I guess optimizer will optimize the first task first so the second task cannot increase accuracy.
But I still cannot confirm it, so I want to see the backward process of multitask neural network.
Is there any way to see the backward sequence of multitask neural network ?

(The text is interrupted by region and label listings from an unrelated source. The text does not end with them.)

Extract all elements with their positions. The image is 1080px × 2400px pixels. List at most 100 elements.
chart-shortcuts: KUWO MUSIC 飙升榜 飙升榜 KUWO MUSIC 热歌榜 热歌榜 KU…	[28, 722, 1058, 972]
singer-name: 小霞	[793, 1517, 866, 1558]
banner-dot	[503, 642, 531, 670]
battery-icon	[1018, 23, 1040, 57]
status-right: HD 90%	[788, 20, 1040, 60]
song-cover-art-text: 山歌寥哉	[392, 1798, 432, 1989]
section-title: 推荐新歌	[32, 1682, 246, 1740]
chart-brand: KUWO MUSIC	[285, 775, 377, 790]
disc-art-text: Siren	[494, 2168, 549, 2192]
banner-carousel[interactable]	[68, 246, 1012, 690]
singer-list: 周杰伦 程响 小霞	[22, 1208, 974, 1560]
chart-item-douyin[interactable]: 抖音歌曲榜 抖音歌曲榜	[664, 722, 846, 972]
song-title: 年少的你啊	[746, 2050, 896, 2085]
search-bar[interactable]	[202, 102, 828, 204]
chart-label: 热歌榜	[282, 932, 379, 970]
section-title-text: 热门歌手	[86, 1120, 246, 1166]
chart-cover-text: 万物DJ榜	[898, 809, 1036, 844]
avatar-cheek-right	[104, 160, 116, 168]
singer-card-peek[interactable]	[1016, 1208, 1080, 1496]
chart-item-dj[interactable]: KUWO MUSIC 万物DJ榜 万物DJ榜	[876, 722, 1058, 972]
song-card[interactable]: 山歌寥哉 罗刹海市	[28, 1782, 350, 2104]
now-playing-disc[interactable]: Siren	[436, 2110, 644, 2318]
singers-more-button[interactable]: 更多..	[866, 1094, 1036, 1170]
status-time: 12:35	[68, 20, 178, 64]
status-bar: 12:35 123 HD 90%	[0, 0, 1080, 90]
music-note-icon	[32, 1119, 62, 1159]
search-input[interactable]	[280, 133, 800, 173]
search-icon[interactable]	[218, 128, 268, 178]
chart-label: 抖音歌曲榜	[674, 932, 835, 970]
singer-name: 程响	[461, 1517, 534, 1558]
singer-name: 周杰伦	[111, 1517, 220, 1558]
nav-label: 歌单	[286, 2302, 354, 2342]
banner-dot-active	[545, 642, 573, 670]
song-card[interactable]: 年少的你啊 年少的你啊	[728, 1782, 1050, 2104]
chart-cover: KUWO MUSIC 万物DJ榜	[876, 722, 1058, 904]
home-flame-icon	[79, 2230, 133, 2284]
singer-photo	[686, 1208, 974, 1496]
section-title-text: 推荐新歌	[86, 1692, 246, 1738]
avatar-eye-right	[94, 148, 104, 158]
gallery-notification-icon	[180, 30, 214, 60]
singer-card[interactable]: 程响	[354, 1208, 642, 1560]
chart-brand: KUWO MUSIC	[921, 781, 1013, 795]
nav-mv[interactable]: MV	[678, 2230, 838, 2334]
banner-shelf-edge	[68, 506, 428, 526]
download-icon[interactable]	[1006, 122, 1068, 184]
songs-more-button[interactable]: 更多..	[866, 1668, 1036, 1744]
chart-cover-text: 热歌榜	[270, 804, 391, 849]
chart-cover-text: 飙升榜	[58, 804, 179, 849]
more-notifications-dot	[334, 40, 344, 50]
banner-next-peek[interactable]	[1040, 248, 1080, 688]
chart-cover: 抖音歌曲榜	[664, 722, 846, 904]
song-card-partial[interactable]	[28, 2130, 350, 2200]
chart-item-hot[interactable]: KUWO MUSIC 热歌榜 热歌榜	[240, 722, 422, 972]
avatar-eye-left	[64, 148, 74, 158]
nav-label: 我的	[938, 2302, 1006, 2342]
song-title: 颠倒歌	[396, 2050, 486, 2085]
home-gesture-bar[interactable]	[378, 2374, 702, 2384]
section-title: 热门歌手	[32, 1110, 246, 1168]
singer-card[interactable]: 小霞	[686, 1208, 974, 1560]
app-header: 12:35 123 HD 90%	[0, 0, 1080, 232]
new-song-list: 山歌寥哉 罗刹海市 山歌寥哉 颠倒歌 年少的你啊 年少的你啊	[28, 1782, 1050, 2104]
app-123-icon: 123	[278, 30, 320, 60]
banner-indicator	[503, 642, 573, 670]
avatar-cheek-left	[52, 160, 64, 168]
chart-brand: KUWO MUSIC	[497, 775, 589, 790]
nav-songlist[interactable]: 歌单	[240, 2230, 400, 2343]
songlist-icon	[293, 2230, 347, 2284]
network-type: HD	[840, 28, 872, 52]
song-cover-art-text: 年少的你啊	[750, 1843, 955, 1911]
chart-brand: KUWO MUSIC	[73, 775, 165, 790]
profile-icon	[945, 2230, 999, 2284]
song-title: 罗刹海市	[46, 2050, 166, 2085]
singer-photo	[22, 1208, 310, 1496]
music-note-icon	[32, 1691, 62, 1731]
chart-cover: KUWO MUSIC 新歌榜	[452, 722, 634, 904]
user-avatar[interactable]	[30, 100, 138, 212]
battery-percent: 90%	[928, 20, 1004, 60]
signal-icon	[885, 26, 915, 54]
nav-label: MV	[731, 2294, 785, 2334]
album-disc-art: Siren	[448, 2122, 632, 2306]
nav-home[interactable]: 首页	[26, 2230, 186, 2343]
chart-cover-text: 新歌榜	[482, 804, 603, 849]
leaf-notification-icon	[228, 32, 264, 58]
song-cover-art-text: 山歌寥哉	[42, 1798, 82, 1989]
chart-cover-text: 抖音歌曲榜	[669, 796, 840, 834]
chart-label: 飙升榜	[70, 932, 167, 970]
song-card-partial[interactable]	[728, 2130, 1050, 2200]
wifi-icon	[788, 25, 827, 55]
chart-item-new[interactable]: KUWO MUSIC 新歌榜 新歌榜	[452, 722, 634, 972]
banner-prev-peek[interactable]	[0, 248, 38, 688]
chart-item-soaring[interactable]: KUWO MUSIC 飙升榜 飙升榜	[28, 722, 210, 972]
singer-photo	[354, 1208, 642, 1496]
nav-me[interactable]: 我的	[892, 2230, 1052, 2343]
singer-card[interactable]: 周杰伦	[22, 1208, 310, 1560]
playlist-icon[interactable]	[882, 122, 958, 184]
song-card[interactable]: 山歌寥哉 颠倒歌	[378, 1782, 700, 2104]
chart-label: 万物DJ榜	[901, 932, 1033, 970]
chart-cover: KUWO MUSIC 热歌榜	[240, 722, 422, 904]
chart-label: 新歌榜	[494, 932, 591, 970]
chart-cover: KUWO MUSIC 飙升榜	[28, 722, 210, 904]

The two task of Fashion-MNIST is two classification task

  • Task1 10 classes
    |Label|Description|Label|Description|
    |-----|-----|-----|-----|
    |0|T-shirt/top |5|Sandal|
    |1|Trouser |6|Shirt|
    |2|Pullover |7|Sneaker|
    |3|Dress |8|Bag|
    |4|Coat |9|Ankle boot|

  • Task2 3 classes
    |Label|Original Labels|Description|
    |-----|-----|-----|
    |0|5, 7, 9|Shoes|
    |1|3, 6, 8|For Women|
    |2|0, 1, 2, 4|Other|

This is my network structure

class mtcnn(MtlFitModule):
    def __init__(self):
        super(mtcnn, self).__init__()
        self.conv1 = nn.Conv2d(1, 32, kernel_size=(3, 3))
        self.maxpool1 = nn.MaxPool2d(kernel_size=(2, 2), stride=2)
        self.conv2 = nn.Conv2d(32, 64, kernel_size=(3, 3))
        self.maxpool2 = nn.MaxPool2d(kernel_size=(2, 2), stride=2)
        self.drop = nn.Dropout(p=0.5)
        self.sub1 = nn.Linear(1600, 800)
        self.sub2 = nn.Linear(1600, 800)
        self.fc1 = nn.Linear(800, 10)
        self.fc2 = nn.Linear(800, 3)
        self.sub1.weight.requires_grad = False
        self.sub1.bias.requires_grad = False
        self.fc1.weight.requires_grad = False
        self.fc1.bias.requires_grad = False


    def forward(self, x):
        # print(x.shape)
        x = f.relu(self.conv1(x))
        x = self.maxpool1(x)
        # print(x.shape)
        x = f.relu(self.conv2(x))
        x = self.maxpool2(x)
        x = x.view(x.shape[0], -1)
        x = self.drop(x)
        # print(x.shape)
        sub2 = self.sub2(x)
        y2 = self.fc1(sub2)
        sub1 = self.sub1(x)
        y1 = self.fc1(sub1)

        return y1, y2

My loss and optimizer part

opt = torch.optim.SGD(model.parameters(), lr=0.001, momentum=0.9)
loss_fn = CrossEntropyLoss().to(cuda0)
loss1 = loss_fn (output[0], batch_y1)
loss2 = loss_fn (output[1], batch_y2)
loss = loss1 + loss2
loss.backward()
opt.step()